The Renewable Energy Country Attractiveness Index (RECAI) is an annual report that ranks countries based on their investment in renewable energy, conducted by Ernst & Young (EY). The rankings reflect EY’s assessment of market attractiveness and global market trends of the world’s top 40 markets.

In order to tackle climate change and reduce dependency on fossil fuels, utilising renewable energy sources is essential. Therefore, by ranking countries based off their usage of renewable energy, we can identify which countries are leading the way in the transition to a sustainable energy future and can recognise which countries need to do more to reduce their carbon footprint.

The RECAI is also useful as the information it provides can help policymakers, investors, and the public make informed decisions on where to invest resources and how to support the transition to a low-carbon economy.

The RECAI has been published every six months since 2003 by EY and the US currently holds the number one position as the most attractive country to invest in. This is because the US was identified as having strong policy frameworks, attractive market conditions, and high levels of investment in the renewable energy sector. In recent years, the US has also made significant progress in reducing the cost of renewable energy technologies such as solar and wind power, which has helped these technologies to be more competitive with fossil fuels.
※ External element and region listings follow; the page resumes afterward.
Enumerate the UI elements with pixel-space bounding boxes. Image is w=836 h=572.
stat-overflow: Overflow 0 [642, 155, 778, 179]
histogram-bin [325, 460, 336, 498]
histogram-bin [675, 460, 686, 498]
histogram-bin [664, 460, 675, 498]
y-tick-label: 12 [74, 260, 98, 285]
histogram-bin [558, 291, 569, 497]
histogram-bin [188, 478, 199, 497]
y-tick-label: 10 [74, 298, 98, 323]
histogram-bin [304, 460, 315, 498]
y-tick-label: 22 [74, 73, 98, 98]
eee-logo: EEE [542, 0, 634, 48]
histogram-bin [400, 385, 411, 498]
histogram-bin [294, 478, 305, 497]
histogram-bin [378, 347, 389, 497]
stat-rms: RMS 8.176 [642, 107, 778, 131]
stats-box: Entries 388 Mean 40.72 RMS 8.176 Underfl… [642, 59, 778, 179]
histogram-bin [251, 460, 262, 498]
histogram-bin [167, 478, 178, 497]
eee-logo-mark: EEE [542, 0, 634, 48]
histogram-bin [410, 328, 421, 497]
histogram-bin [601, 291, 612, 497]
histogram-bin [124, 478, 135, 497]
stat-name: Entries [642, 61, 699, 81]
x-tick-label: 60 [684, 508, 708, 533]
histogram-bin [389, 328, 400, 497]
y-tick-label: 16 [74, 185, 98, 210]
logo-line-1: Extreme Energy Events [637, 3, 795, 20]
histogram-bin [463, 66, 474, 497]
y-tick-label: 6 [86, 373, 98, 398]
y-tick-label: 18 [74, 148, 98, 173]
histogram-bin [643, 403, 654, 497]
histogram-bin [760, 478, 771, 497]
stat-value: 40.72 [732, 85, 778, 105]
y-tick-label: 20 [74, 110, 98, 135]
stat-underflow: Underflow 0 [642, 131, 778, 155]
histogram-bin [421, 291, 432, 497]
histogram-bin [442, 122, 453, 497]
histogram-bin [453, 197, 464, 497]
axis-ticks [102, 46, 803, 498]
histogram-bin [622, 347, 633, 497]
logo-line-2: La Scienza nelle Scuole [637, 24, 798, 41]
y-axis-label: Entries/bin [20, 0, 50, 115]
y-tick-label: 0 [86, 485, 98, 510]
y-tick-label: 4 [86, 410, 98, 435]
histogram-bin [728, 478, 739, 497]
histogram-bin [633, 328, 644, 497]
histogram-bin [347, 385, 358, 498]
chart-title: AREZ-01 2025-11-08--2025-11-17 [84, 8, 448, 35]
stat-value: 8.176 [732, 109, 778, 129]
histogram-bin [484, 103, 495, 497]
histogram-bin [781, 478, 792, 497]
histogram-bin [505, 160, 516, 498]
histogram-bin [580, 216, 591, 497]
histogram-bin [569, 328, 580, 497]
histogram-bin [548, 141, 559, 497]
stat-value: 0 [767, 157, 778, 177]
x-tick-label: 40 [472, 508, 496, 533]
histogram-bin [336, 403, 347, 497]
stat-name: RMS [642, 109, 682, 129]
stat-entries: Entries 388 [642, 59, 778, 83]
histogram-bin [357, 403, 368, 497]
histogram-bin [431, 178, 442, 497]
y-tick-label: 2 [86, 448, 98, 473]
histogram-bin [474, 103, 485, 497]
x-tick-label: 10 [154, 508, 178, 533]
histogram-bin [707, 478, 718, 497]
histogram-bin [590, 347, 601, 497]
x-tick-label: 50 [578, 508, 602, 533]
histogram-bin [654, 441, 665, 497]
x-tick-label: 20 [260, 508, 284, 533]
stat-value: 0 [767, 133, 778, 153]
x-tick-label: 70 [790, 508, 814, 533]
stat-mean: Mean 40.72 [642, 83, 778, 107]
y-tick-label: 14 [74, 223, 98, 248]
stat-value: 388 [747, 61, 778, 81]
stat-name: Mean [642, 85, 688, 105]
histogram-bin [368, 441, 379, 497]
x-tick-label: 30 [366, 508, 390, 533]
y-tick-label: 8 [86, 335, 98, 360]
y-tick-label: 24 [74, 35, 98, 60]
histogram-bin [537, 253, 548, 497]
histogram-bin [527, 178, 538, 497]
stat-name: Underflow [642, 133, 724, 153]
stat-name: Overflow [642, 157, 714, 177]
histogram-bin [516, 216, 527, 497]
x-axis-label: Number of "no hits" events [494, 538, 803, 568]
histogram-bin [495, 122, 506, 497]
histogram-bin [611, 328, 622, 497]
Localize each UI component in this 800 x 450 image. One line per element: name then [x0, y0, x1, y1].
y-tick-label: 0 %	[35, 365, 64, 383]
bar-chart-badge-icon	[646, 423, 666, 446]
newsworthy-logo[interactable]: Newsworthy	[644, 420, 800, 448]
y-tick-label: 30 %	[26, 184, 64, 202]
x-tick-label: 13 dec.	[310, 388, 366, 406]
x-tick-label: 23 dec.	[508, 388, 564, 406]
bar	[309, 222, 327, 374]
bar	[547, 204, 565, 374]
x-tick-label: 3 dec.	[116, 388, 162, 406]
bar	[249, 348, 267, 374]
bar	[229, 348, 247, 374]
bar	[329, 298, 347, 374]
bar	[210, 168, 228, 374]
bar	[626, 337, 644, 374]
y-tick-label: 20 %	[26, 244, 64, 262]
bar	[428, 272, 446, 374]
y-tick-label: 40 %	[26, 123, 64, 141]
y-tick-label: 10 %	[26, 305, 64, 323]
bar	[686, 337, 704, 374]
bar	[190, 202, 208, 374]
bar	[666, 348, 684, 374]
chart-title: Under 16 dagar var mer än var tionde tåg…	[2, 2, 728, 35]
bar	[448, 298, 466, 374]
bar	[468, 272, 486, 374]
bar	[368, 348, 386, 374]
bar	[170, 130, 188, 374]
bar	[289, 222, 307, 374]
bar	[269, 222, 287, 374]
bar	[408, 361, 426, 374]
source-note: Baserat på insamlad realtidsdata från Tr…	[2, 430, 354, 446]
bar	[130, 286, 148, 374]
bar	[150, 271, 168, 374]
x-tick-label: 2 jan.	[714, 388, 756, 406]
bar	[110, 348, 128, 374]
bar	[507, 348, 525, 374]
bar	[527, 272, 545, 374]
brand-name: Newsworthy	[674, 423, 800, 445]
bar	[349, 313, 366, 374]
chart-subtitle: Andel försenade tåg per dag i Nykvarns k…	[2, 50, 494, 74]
In the 61st edition of RECAI, the UK has retained its fourth-place position. The UK has held this position by increasing the Contract for Difference (CfD) auction round allocation to £205m. For the first time, onshore wind will be included in the auction, and a record £35m will be allocated for emerging technologies.

The UK government have committed to achieving net zero by the year 2050. Consequently, this has been instrumental in promoting renewable energy and achieving the country’s climate targets. The UK’s commitment to renewable energy and climate action has helped them maintain their position as the fourth most attractive market for renewable energy in the world.

The UK’s impressive RECAI rating can also be attributed to its ambitious goal of hosting 10GW of green and blue hydrogen generation capacity by 2030, with at least half being green. The country is currently working on developing a green hydrogen certification scheme, that the UK are hoping to eventually introduce globally, that is expected to be completed by early 2025.

For the UK to improve its RECAI ranking, the country could increase the share of renewable energy in its mix, reduce the cost of renewable energy technologies, and invest into R&D to drive innovation within the sector. Additionally, if the UK could increase its commitment to addressing climate change and reduce greenhouse gas emissions, this would also increase its attractiveness and make it a more investable market.